First essentials were a bed and mattress. These I bought without difficulty, but expensively, for no imported goods are cheap in Tangier. Next came a complex of three gas burners which I purchased from the company who installed my bottles of butagas; and basic cooking, eating and drinking utensils. I discovered that in the new town it was impossible to buy a single saucepan: one was expected to settle for a battery of five. The same condition governed the sale of those implements used to scoop fried eggs from the pan. One must perforce have several shapes and a vicious tri-pronged fork for sausage turning and domestic defence into the bargain. I resented this engineering of culinary status, rejected both deals, and bought a single saucepan in the Medina, Egg and sausage manipulation for five years remained the prerogative of an ordinary spoon and fork. The arrival of the large bed, and the wicker chair I bought new at the same time, suggested the solution of another problem. I had bought a couple of tables, bookcase, some lamps and oddments from Henry's wife. These had to be conveyed a couple of miles across the city. Required, I was told, was a man with a hand-cart; the price of hire about five dirham a trip. I accordingly made arrangement with the furniture shop's delivery man to have a cart at the suburban house, previously occupied by my friends, the following evening at six o'clock. At six o'clock the inevitable minion was waiting for me not there but at the flat. We went out in a taxi and loaded the cart, which the man had left earlier in charge of
the house's watchman. I departed, estimating that it would take the man, who was already impressively panting and blowing, about an hour to make the journey. I could see
the snag. My contract had been with the furniture shop's man, who was not on the scene at all. But the minion to whom he had subcontracted the job would expect payment too. As indeed, I realized, and as proved to be the
case,
would the third man enlisted at my end to convey the stuff up the stairs. I already had sufficient experience of Moroccans' passion for subcontracting to know it would be fatal to pay the overall agreed sum to the man who had actually done the work. Inevitably the man with whom I'd made the deal would turn up and demand it over again. The additional tip I gave the two men (and there was agonized grunting as they staggered, in with not particularly heavy stuff) was insufficient in their estimation. There was much ringing of my doorbell over the next couple of days and, of course, impassioned appeal to any third party who happened to be passing on the landing. Feeling rather a worm, I resisted ruthlessly. A bargain had been struck, and the men tipped additionally. The principal minion, who had done most of the carting. was a rather moronic and alarming looking youth, and I nearly gave in simply to be rid of him. But doing so would have escalated the original fee out of all proportion, and no people are more adept at exploiting the faintest sign of a weak will over money than the Moroccans. The matter was finally resolved by my marching the minion to the furniture shop, where the man with whom I had contracted worked, and obtaining a public declaration that payment had been settled in full.
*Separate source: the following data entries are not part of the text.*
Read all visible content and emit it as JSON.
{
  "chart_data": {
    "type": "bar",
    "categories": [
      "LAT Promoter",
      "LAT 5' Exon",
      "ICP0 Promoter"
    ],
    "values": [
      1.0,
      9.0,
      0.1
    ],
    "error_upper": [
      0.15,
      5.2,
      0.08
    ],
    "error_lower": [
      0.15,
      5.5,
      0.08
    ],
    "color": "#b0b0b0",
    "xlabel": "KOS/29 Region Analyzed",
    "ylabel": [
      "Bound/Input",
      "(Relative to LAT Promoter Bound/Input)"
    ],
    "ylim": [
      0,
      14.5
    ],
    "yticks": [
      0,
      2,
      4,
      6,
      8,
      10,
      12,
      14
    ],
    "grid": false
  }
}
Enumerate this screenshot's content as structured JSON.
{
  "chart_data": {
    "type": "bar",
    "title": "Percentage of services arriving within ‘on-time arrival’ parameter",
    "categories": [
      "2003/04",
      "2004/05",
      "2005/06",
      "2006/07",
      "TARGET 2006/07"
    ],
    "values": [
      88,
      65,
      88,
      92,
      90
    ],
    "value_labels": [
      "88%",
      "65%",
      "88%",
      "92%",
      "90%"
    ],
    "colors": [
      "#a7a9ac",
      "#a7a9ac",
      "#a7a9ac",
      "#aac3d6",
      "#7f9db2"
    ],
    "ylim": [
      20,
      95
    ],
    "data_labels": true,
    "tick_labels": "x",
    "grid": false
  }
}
This incident had a touching consequence. The cartload had included a number of books. Presumably Said, the
Soussi
shopkeeper with whom I had by then begun to deal, had seen these arrive, for that evening he drew up several books from beneath his grocery counter. Much as I would liked to have bought even one this was impossible, They were all without exception devoted to Christian teaching, with a bias toward, juvenile readership. But they were indeed books; and I think the Soussi was a little hurt that he could not interest me in them.